IF IT is the case that the issues and potential policy outcomes motivate the American electorate when deciding who to cast a ballot for, then college students, including those at the University, should be analyzing the policy promises of presidential candidates for federal support for students in higher education.
According to the University, approximately 45 percent of all undergraduates receive financial aid. That's roughly 5,850 eligible undergraduate voters at the University alone who will be affected by the next president's policies on higher education.
With that in mind, it makes sense to take a look at both Sen. Kerry and President Bush's plans for higher education.
Sen. Kerry's plan is long on rhetoric, but short on details for his ambitious plans or how he will be able to enact them. The most specific of his proposals is a $4,000 College Opportunity Tax Credit, available to those who meet the ambiguous standard of "having trouble with the costs of college." Kerry makes no attempt to clarify exactly where the line of "trouble" is drawn.
The Kerry/Edwards ticket does propose an interesting (if not particularly well-described) national service program, in which youth who spend two years working in schools, health centers or in support of national security would go to college on the government's tab. This amounts to a G.I. Bill for national civil service and, while potentially costly, presents an ambitious new way of looking at education funding that lets the country benefit from young people's labor rather than their student loan interest payments.
This initiative is truly something that could revolutionize the way students pay for college. Further, some Republicans aren't diametrically opposed to the idea, with Sen. John McCain, R-Ariz., actually in support of such an expanded service program.
The rest of Kerry's higher education agenda, however, is meaningless focus-group-tested babble that is devoid of detail or figures.
According to his Web site, Kerry wants to simplify the FAFSA federal financial aid form, on the grounds that the form is more complicated than many small business loan applications. A good idea, but not as effective or stirring as adding more money to the programs which the FAFSA helps determine eligibility for.
He also promises on his site that "he will also help more young people negotiate the college application process." No explanation of this line exists on the Kerry site, or appears in the text of his publicly-available speeches. Perhaps the executive residence would add a new wing so that President Kerry could personally do SAT prep with youth in the District, or Vice President Edwards could help students hone their application essays and personal statements. Since when did any of this become the province of the federal government, or any level of government?
President Bush's plan, to be fair, isn't any evolution in higher education policy or vision either.
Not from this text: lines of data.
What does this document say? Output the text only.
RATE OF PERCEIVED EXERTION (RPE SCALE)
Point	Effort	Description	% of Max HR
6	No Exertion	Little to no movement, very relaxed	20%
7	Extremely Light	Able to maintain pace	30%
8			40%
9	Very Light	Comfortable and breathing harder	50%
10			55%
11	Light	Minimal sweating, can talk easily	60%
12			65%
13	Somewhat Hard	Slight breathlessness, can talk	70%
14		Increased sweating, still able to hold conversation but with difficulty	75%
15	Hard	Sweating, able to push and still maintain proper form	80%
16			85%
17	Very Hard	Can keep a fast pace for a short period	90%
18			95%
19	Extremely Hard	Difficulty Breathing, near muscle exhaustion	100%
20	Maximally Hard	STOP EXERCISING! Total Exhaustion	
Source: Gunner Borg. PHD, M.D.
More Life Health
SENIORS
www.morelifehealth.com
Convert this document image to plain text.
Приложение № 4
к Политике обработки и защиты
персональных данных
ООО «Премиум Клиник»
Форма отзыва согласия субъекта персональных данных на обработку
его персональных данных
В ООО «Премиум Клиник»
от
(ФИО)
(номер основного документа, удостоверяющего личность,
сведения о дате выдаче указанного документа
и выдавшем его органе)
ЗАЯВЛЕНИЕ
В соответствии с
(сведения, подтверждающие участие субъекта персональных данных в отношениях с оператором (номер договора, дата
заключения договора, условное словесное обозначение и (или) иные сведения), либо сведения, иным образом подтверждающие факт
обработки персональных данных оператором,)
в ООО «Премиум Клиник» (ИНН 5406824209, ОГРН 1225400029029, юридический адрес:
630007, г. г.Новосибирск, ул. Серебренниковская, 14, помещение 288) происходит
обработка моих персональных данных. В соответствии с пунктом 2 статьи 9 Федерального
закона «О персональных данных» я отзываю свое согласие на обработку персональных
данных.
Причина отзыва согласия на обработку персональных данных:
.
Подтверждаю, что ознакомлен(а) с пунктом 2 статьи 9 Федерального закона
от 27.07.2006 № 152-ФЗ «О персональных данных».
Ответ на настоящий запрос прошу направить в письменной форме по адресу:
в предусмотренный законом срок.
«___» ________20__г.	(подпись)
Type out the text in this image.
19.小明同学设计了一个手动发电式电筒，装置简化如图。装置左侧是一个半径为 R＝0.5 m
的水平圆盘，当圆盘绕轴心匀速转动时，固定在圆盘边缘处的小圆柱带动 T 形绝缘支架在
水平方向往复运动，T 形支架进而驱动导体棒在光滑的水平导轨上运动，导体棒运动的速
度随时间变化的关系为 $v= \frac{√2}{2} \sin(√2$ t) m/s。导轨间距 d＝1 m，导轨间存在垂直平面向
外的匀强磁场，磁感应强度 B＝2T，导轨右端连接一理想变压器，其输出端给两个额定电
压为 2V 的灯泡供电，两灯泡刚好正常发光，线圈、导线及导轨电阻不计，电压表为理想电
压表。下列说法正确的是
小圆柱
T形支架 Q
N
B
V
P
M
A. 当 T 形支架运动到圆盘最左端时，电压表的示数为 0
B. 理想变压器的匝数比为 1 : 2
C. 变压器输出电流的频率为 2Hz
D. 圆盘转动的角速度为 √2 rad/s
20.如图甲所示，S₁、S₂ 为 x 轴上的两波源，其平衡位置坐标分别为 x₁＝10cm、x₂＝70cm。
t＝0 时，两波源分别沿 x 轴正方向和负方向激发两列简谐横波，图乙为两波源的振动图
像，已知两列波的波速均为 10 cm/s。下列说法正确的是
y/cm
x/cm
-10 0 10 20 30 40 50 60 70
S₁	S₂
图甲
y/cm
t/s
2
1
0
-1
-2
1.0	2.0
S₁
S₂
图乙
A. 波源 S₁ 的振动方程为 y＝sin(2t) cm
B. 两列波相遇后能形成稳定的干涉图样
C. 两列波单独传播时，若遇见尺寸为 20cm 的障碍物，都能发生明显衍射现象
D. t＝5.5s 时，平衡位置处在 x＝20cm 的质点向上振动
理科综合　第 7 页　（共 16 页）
It is devoid of any new grand principle like a national service initiative, and essentially consists of promises to ratchet up the funding levels of preexisting programs.
Yet, at the same time, the Bush plan is much more driven by real increases in funding for valuable preexisting programs than by platitudes about non-existent programs whose effectiveness is unknown.
Each one of the president's initiatives for higher education provided on his Web site are backed by numbers. A visit to the site produces a healthy list of figures: a $25.9 billion increase in financial aid over the 2001 figures; allowing for a $1,000 increase in the maximum Pell Grant amount students may be given; providing $125 million to promote high school/college dual enrollment programs in the states.
For a president who is often accused by his opponents on the left of not being concerned with details, Bush's plan for higher education shows remarkable amounts of it.
National security is clearly the organizing issue of this election cycle. But higher education support is still an important issue, and should be especially so for the readers of this publication.
In this area, voters will have a choice of a candidate who has vision to revolutionize how many students could pay for college but few hard facts, and a candidate who lacks such a vision but is chock full of facts. A shame they can't be combined into one man.